Wednesday, June 7, 2017

Memahami Pemikiran Hassan Hanafi


A.    Riwayat Hidup Hassan Hanafi
Hasan Hanafi lahir dari keluarga musisi pada tanggal 13 Februari 1935 di Kairo. Riwayat pendidikan Hasan Hanafi diawali dengan menamatkan Sekolah Dasar pada tahun 1948 di Madrasah Sanawiyah Khalil Agha Kairo yang di selesaikan dalm waktu empat tahun. Sejak berada di Sanawiyah Hanafi aktif mengikuti aktiviyas sosial dan  diskusi-diskusi kelompok Ikhwan Al-Muslimin yang membuat ia mengetahui pemikiran-pemikiran yang berkembang di kelompok.

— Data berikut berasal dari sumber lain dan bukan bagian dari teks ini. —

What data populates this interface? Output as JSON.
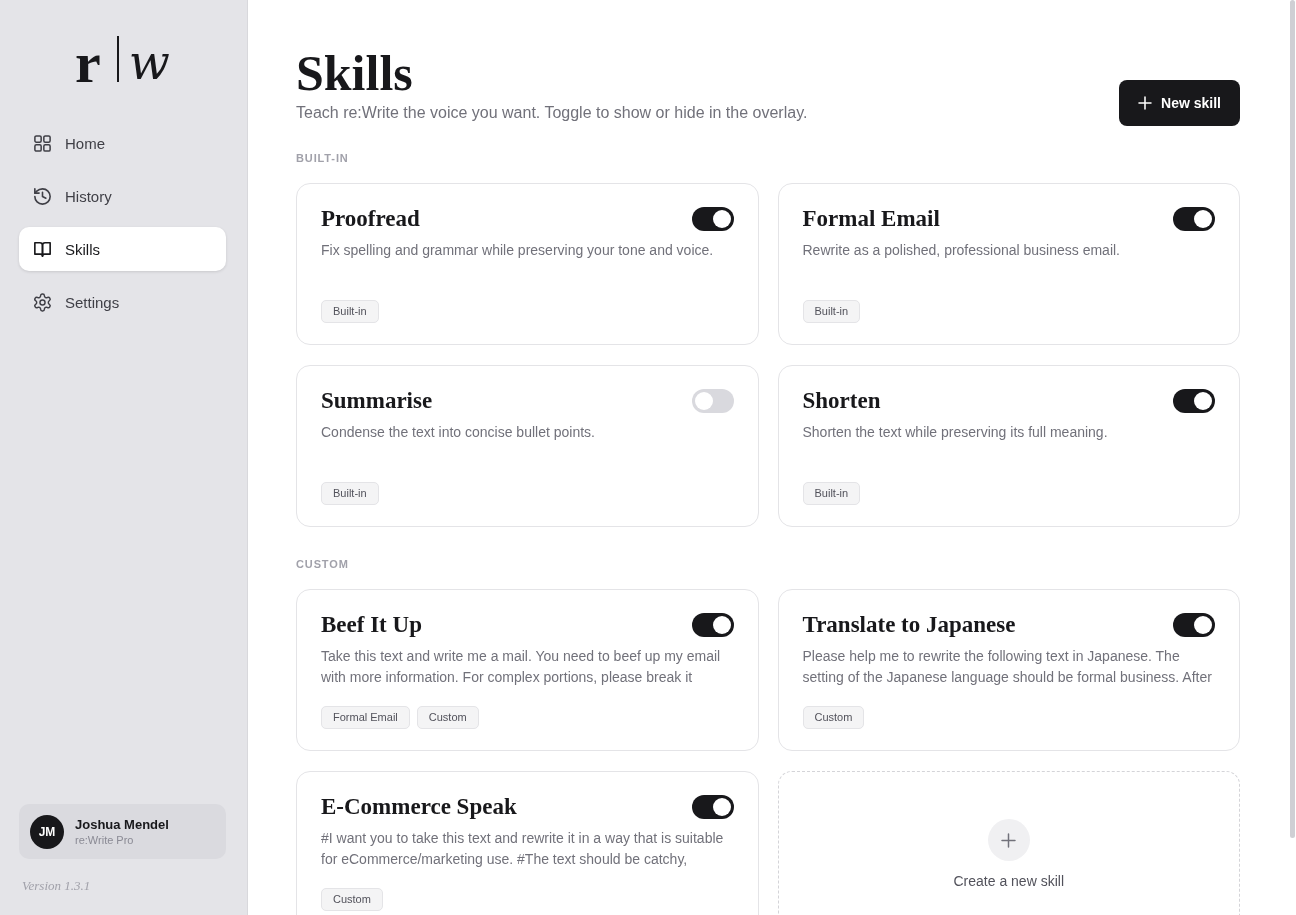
{
  "sidebar": {
    "logo": {
      "letter": "r",
      "script": "w"
    },
    "nav": [
      {
        "label": "Home",
        "selected": false
      },
      {
        "label": "History",
        "selected": false
      },
      {
        "label": "Skills",
        "selected": true
      },
      {
        "label": "Settings",
        "selected": false
      }
    ],
    "user": {
      "initials": "JM",
      "name": "Joshua Mendel",
      "plan": "re:Write Pro"
    },
    "version": "Version 1.3.1"
  },
  "header": {
    "title": "Skills",
    "subtitle": "Teach re:Write the voice you want. Toggle to show or hide in the overlay.",
    "new_button": "New skill"
  },
  "sections": [
    {
      "label": "BUILT-IN",
      "cards": [
        {
          "title": "Proofread",
          "description": "Fix spelling and grammar while preserving your tone and voice.",
          "on": true,
          "tags": [
            "Built-in"
          ]
        },
        {
          "title": "Formal Email",
          "description": "Rewrite as a polished, professional business email.",
          "on": true,
          "tags": [
            "Built-in"
          ]
        },
        {
          "title": "Summarise",
          "description": "Condense the text into concise bullet points.",
          "on": false,
          "tags": [
            "Built-in"
          ]
        },
        {
          "title": "Shorten",
          "description": "Shorten the text while preserving its full meaning.",
          "on": true,
          "tags": [
            "Built-in"
          ]
        }
      ]
    },
    {
      "label": "CUSTOM",
      "cards": [
        {
          "title": "Beef It Up",
          "description": "Take this text and write me a mail. You need to beef up my email with more information. For complex portions, please break it",
          "on": true,
          "tags": [
            "Formal Email",
            "Custom"
          ]
        },
        {
          "title": "Translate to Japanese",
          "description": "Please help me to rewrite the following text in Japanese. The setting of the Japanese language should be formal business. After",
          "on": true,
          "tags": [
            "Custom"
          ]
        },
        {
          "title": "E-Commerce Speak",
          "description": "#I want you to take this text and rewrite it in a way that is suitable for eCommerce/marketing use. #The text should be catchy,",
          "on": true,
          "tags": [
            "Custom"
          ]
        }
      ],
      "create_card": {
        "label": "Create a new skill"
      }
    }
  ]
}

Dari sekian banyak tulisan atau karya Hanafi, Kiri (Al-Yasar Al-Islami ) merupakan salah satu puncak sublimasi pemikirannya semenjak revolusi 1952. Kiri Islam meskipun baru memuat tema-tema pokok dari proyek besar Hanafi,tetapi telah menformulasikan satu kecenderungan pemikiran yang ideal tentang sumbangan agama bagi kesejahteraan umat manusia.

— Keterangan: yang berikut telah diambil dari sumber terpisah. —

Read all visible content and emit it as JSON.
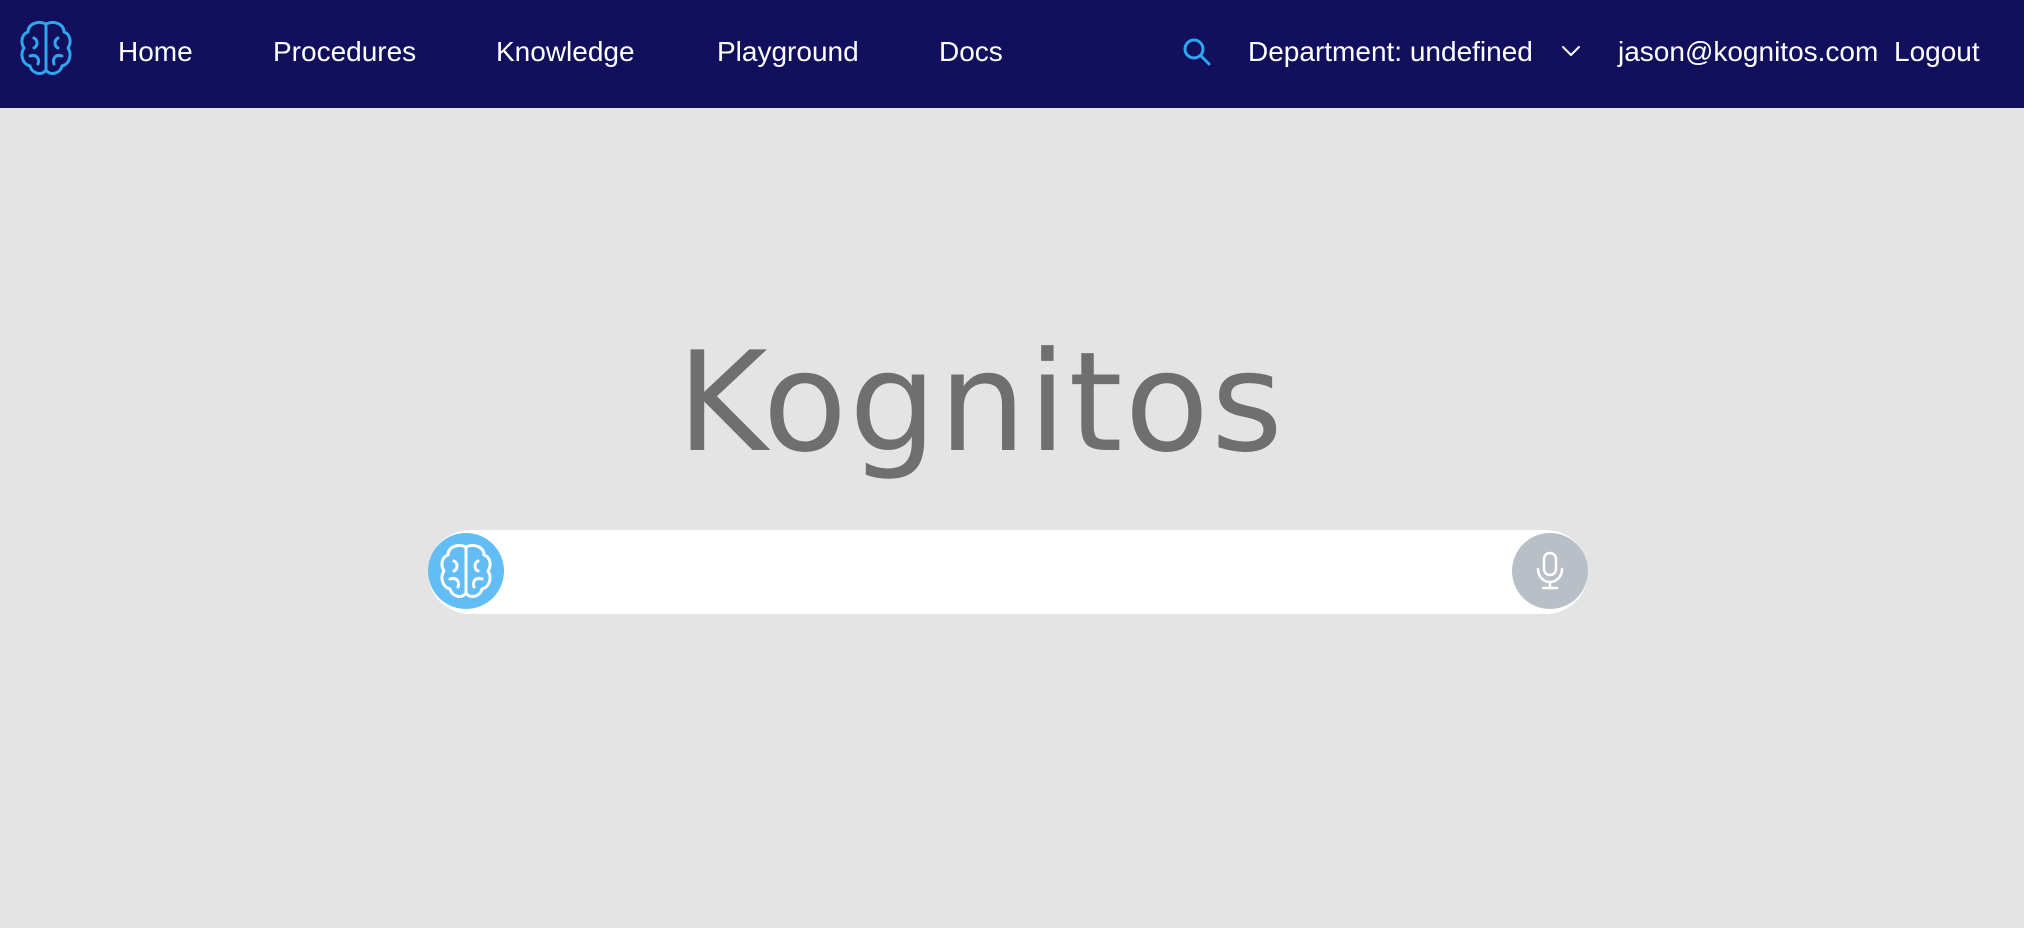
{
  "nav": {
    "items": [
      {
        "label": "Home"
      },
      {
        "label": "Procedures"
      },
      {
        "label": "Knowledge"
      },
      {
        "label": "Playground"
      },
      {
        "label": "Docs"
      }
    ],
    "search_icon": "search-icon",
    "department_label": "Department: undefined",
    "user_email": "jason@kognitos.com",
    "logout_label": "Logout"
  },
  "hero": {
    "title": "Kognitos"
  },
  "search": {
    "value": "",
    "placeholder": "",
    "left_icon": "brain-icon",
    "right_icon": "microphone-icon"
  },
  "colors": {
    "topbar": "#120f5c",
    "background": "#e4e4e4",
    "accent": "#61bdf4",
    "mic_button": "#b9bfc6",
    "title": "#6f6f6f"
  }
}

B.     Pemikiran Kalam Hassan Hanafi
a.       Kritik terhadap teknologi tradisional
Dalam gagasannya tentang rekontruksi teknologi tradisianal, Hanafi menegaskan perlunya mengubah orientasi perangkat konseptual sistem kepercayaan (teologi) sesuai dengan perubahan konteks politik yang terjadi. Teologi tradisional menurut Hanafi lahir dalam konteks sejarah ketika inti keislaman sistem kepercayaan, yakni transendensi Tuhan, diserang oleh wakil-wakil dari sekte-sekte dan budaya lama. Teologi itu dimaksudnya untuk menguatkan dan mempertahankan dokrin-dokrin utama dan untuk memelihara kemurniannya. Sementara itu, konteks sosial-politik sekarang sudah berubah. Islam mengalami berbagai kekalahan dari berbagai medan pertempuran sepanjang periode kolonisasi. Oleh karena itu kerangka konseptual masa-masa permulaan yang berasal dari kebudayaan klasik harus di ubah menjadi kerangka konseptual baru yang berasal dari kebudayaan modern.[1]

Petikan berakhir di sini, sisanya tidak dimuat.